A recent study in Pediatrics shows that more than 90,000 kids visit emergency departments each year for “intentional” injuries despite a growing awareness of bullying. This number doesn’t even include emotional injuries and pain.
Leff and his colleague, psychologist and violence prevention program manager Brooke Paskewich, PsyD — along with a team of psychologists and social workers — are changing the way children think and, therefore, how they act. It starts with improving social and friendship skills, then entrenching positive behavior with a partnership among kids, teachers and parents.
Partner for Prevention with PRAISE and PLAYS
The Partner for Prevention (P4P) initiative is multi-pronged and consists of the PRAISE (Preventing Relational Aggression In Schools Everyday) and PLAYS (Playground, Lunchroom And Youth Success) programs, as well as a program for teacher support and coaching, and parent outreach workshops.
The programs take place in four Philadelphia public schools and focus on children in third, fourth and fifth grades. The kids meet twice a week over 10 weeks.
The PRAISE program — with support from Pew Charitable Trusts — teaches kids how to recognize when they’re starting to get angry (what their face and body feel like) as well as some practical cool-down strategies using visual imagery.
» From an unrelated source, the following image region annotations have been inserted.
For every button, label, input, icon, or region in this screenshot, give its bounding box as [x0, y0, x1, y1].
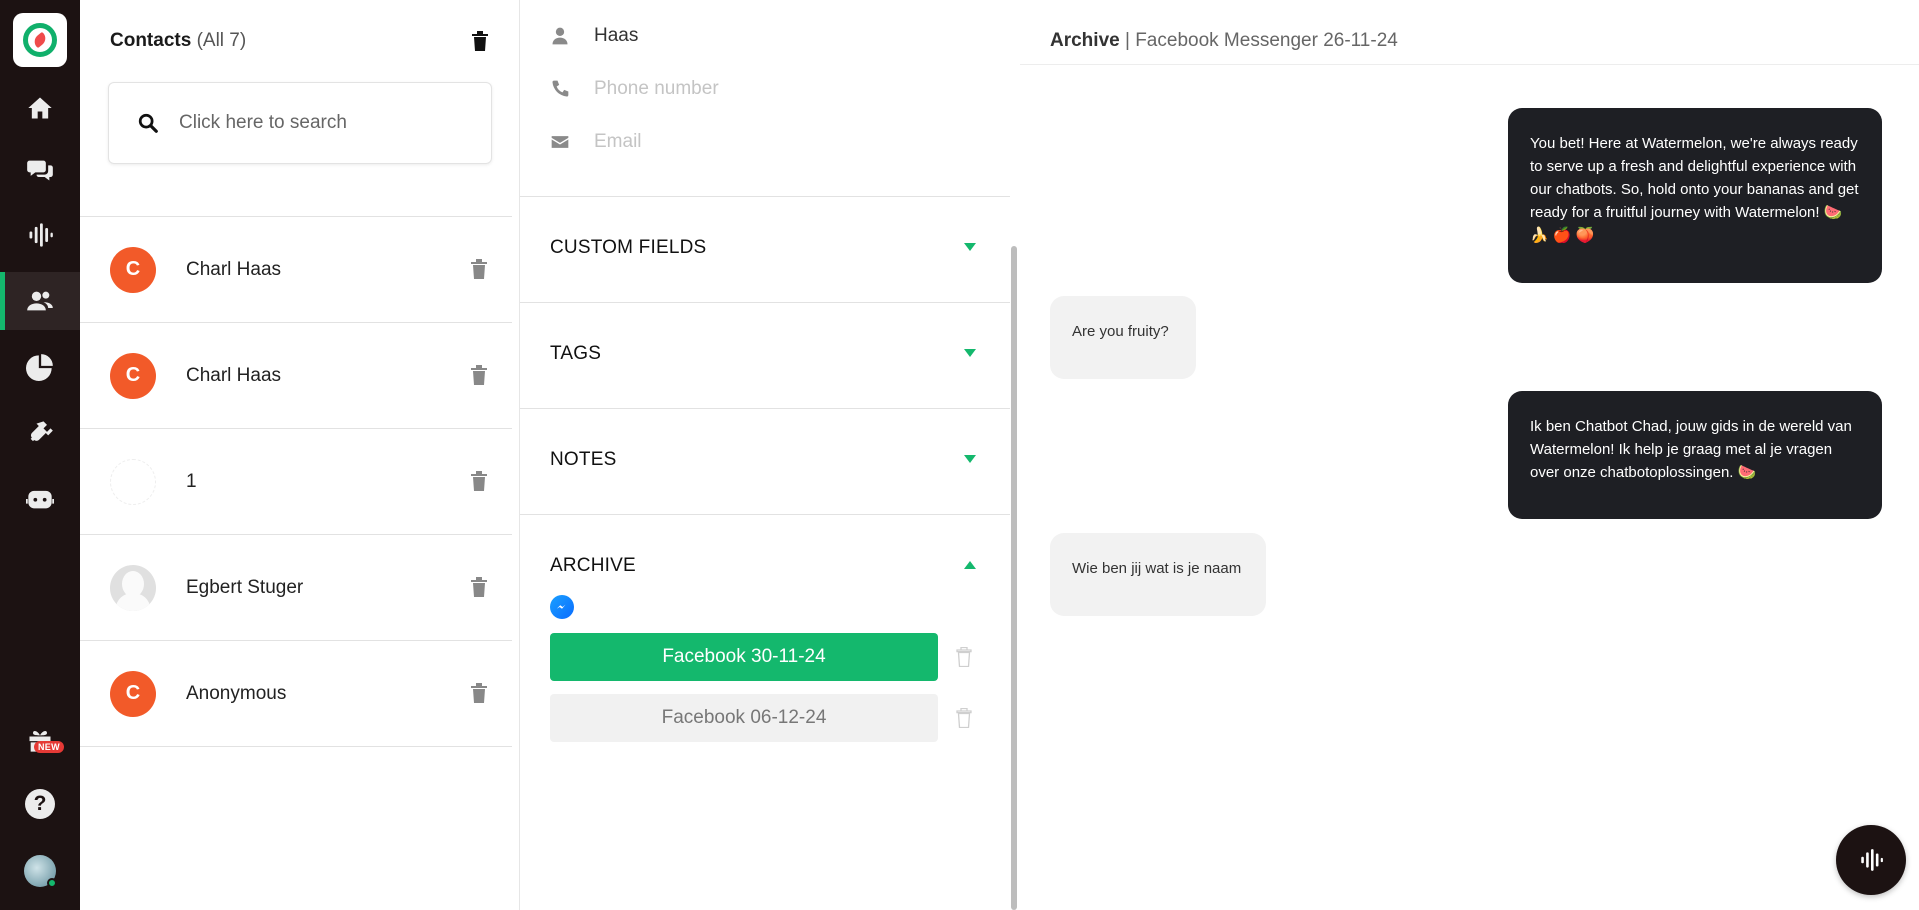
search-icon	[138, 113, 158, 133]
online-indicator	[47, 878, 57, 888]
contact-row[interactable]: C Charl Haas	[80, 217, 512, 323]
archive-item-button[interactable]: Facebook 06-12-24	[550, 694, 938, 742]
caret-up-icon[interactable]	[964, 561, 976, 569]
email-icon	[551, 136, 569, 148]
contacts-panel: Contacts (All 7) C Charl Haas C Charl Ha…	[80, 0, 520, 910]
section-title: TAGS	[550, 343, 602, 364]
contact-avatar	[110, 564, 156, 611]
user-avatar	[24, 855, 57, 888]
delete-all-trash-icon[interactable]	[470, 30, 490, 52]
contact-avatar: C	[110, 670, 156, 717]
caret-down-icon	[964, 349, 976, 357]
section-title: CUSTOM FIELDS	[550, 237, 707, 258]
details-scrollbar-thumb[interactable]	[1011, 246, 1017, 910]
chat-panel: Archive | Facebook Messenger 26-11-24 Yo…	[1020, 0, 1919, 910]
contact-name: Charl Haas	[186, 258, 282, 280]
nav-home[interactable]	[0, 79, 80, 137]
chat-title: Archive	[1050, 30, 1120, 51]
contact-name: Charl Haas	[186, 364, 282, 386]
custom-fields-section[interactable]: CUSTOM FIELDS	[520, 196, 1012, 302]
name-field[interactable]: Haas	[550, 25, 638, 47]
nav-conversations[interactable]	[0, 141, 80, 199]
contact-row[interactable]: C Anonymous	[80, 641, 512, 747]
nav-profile[interactable]	[0, 842, 80, 900]
caret-down-icon	[964, 243, 976, 251]
nav-broadcast[interactable]	[0, 206, 80, 264]
delete-contact-trash-icon[interactable]	[470, 258, 488, 280]
person-icon	[552, 27, 568, 45]
nav-help[interactable]: ?	[0, 775, 80, 833]
contacts-title: Contacts	[110, 30, 192, 51]
message-bubble-outgoing: Ik ben Chatbot Chad, jouw gids in de wer…	[1508, 391, 1882, 519]
email-field[interactable]: Email	[550, 131, 642, 153]
chat-subtitle: Facebook Messenger 26-11-24	[1135, 30, 1398, 51]
search-input[interactable]	[179, 112, 479, 134]
section-title: NOTES	[550, 449, 617, 470]
contact-name: Egbert Stuger	[186, 576, 304, 598]
contact-search	[108, 82, 492, 164]
home-icon	[28, 97, 52, 119]
nav-bots[interactable]	[0, 470, 80, 528]
contact-list: C Charl Haas C Charl Haas 1 Egbert Stuge…	[80, 216, 512, 747]
chat-header: Archive | Facebook Messenger 26-11-24	[1050, 30, 1398, 52]
contact-row[interactable]: 1	[80, 429, 512, 535]
contacts-icon	[27, 291, 53, 311]
delete-archive-trash-icon[interactable]	[956, 708, 972, 728]
notes-section[interactable]: NOTES	[520, 408, 1012, 514]
archive-item-button[interactable]: Facebook 30-11-24	[550, 633, 938, 681]
delete-contact-trash-icon[interactable]	[470, 364, 488, 386]
email-placeholder: Email	[594, 131, 642, 152]
phone-icon	[552, 80, 569, 97]
analytics-icon	[26, 354, 53, 381]
messenger-bolt-icon	[556, 604, 566, 609]
nav-whats-new[interactable]: NEW	[0, 711, 80, 769]
contact-avatar: C	[110, 352, 156, 399]
help-icon: ?	[25, 789, 55, 819]
phone-field[interactable]: Phone number	[550, 78, 719, 100]
watermelon-logo[interactable]	[13, 13, 67, 67]
voice-launcher-button[interactable]	[1836, 825, 1906, 895]
message-bubble-outgoing: You bet! Here at Watermelon, we're alway…	[1508, 108, 1882, 283]
contact-avatar	[110, 458, 156, 505]
contact-name: 1	[186, 470, 197, 492]
chat-header-divider	[1020, 64, 1919, 65]
main-nav-rail: NEW ?	[0, 0, 80, 910]
new-badge: NEW	[34, 741, 64, 753]
nav-analytics[interactable]	[0, 338, 80, 396]
nav-contacts[interactable]	[0, 272, 80, 330]
chat-icon	[27, 160, 53, 181]
contact-name: Anonymous	[186, 682, 287, 704]
caret-down-icon	[964, 455, 976, 463]
delete-contact-trash-icon[interactable]	[470, 682, 488, 704]
delete-archive-trash-icon[interactable]	[956, 647, 972, 667]
audio-icon	[29, 223, 53, 247]
phone-placeholder: Phone number	[594, 78, 719, 99]
name-value: Haas	[594, 25, 639, 46]
section-title[interactable]: ARCHIVE	[550, 555, 636, 577]
bot-icon	[26, 490, 54, 509]
tags-section[interactable]: TAGS	[520, 302, 1012, 408]
message-bubble-incoming: Are you fruity?	[1050, 296, 1196, 379]
integrations-icon	[30, 421, 53, 442]
audio-wave-icon	[1861, 849, 1883, 871]
contact-row[interactable]: C Charl Haas	[80, 323, 512, 429]
chat-header-separator: |	[1119, 30, 1136, 51]
messenger-icon	[550, 595, 574, 619]
contacts-header: Contacts (All 7)	[110, 30, 246, 52]
contacts-count: (All 7)	[196, 30, 247, 51]
logo-seed	[31, 31, 49, 49]
delete-contact-trash-icon[interactable]	[470, 576, 488, 598]
message-bubble-incoming: Wie ben jij wat is je naam	[1050, 533, 1266, 616]
logo-ring	[23, 23, 57, 57]
contact-details-panel: Haas Phone number Email CUSTOM FIELDS TA…	[520, 0, 1019, 910]
contact-row[interactable]: Egbert Stuger	[80, 535, 512, 641]
contact-avatar: C	[110, 246, 156, 293]
nav-integrations[interactable]	[0, 404, 80, 462]
delete-contact-trash-icon[interactable]	[470, 470, 488, 492]
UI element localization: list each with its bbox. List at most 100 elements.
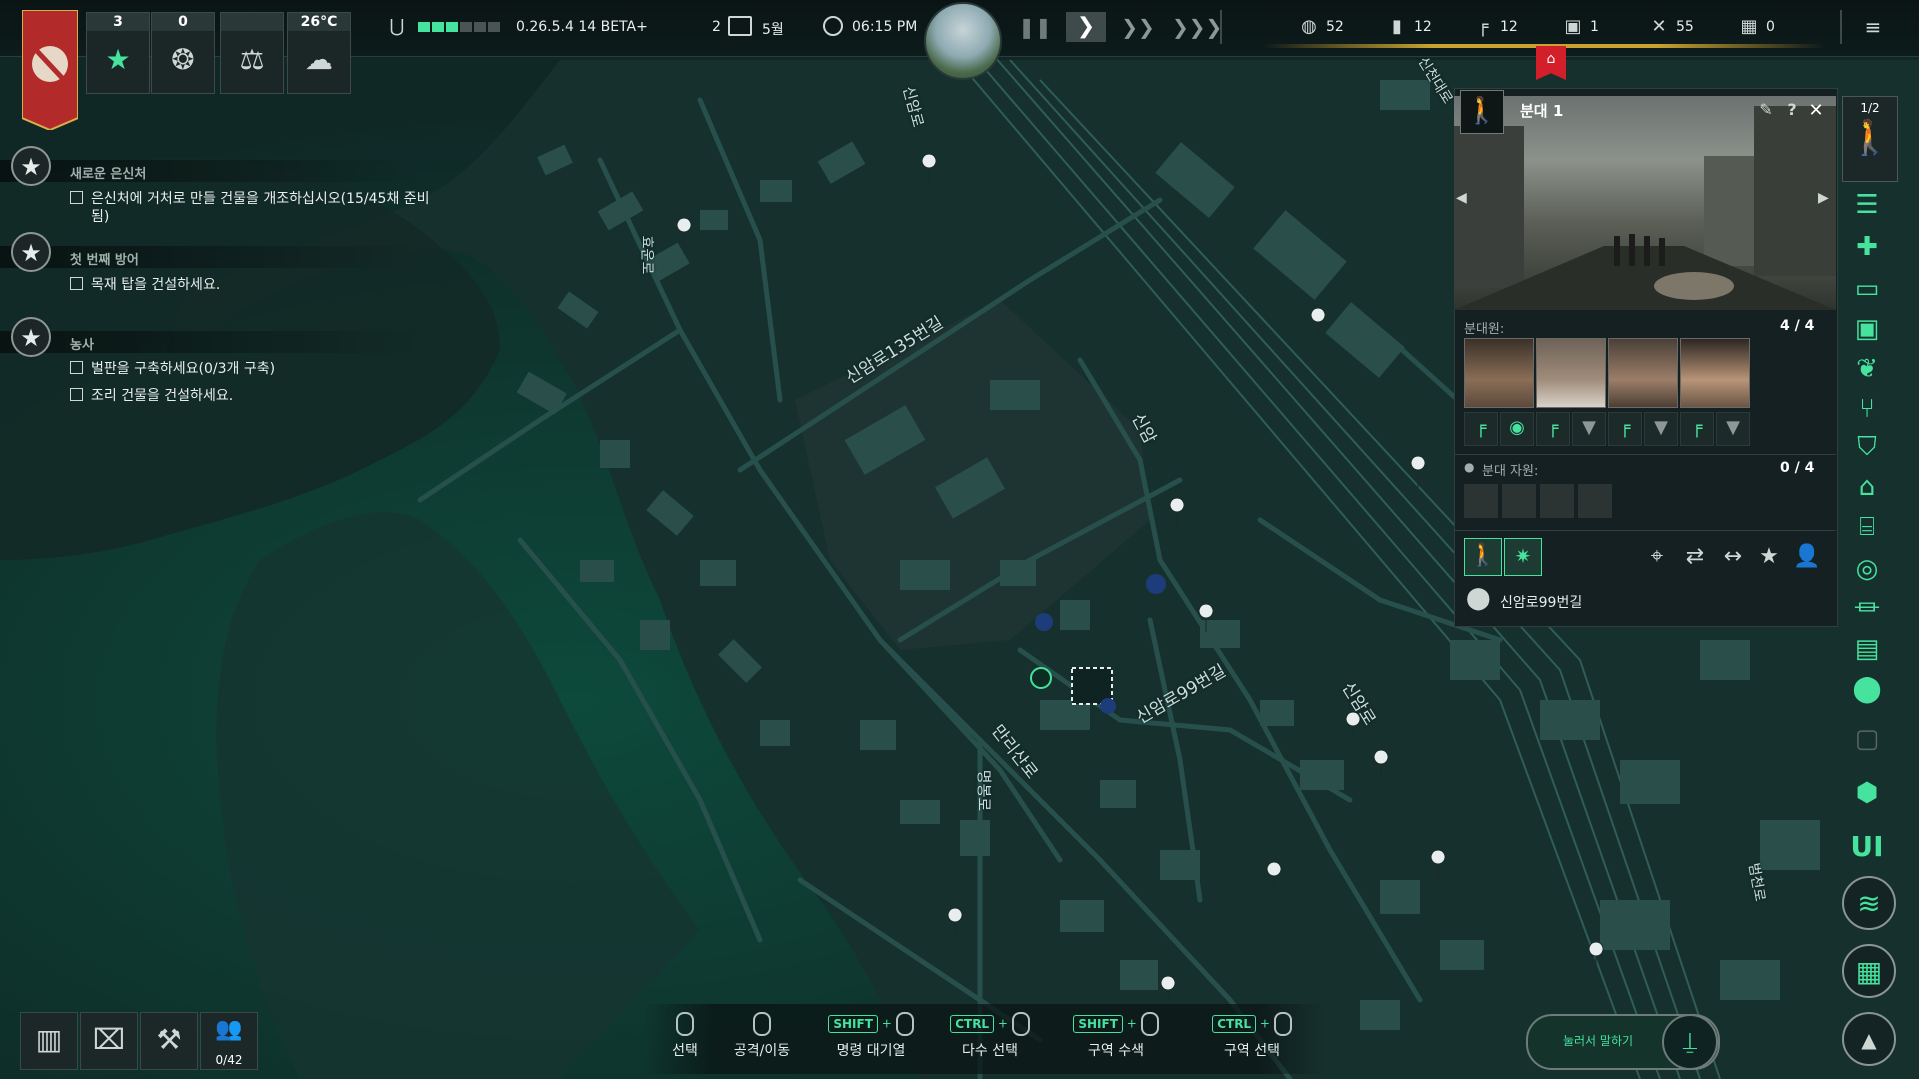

“We’re teaching them how to slow themselves down, to become good detectives about why something happened and to help them think through their choices in each situation,” says Leff. “We use cartooning, video illustrations and role-playing to help illustrate those points in a fun and engaging manner.”
PRAISE teaches perspective-taking skills to increase empathy for others. Kids are also instructed how to be a positive bystander and shut down bullying behavior before it can begin.
Redirecting 'friendship problems'
Lunchrooms and playgrounds are frequently arenas for bullying. With the PLAYS program, communication skills are taught to kids, and recess supervisors learn similar skills for these two hot zones.
Supervisors learn how to engage the kids, as well as how to monitor them, enforcing clear-cut playground behavior rules and redirecting kids into positive play.
“If students are kept busy during recess time, they’re much more likely to get along with others and not become involved in fighting,” says Leff.
What sets the P4P program apart is how it empowers children. Conventional bullying prevention is turned upside down through the program’s positive, uplifting approach.
“Instead of saying to kids, ‘We’re helping you to stop bullying,’ we tell them, ‘We’re helping you with friendship problems,’” says Paskewich. “The kids really enjoy it.”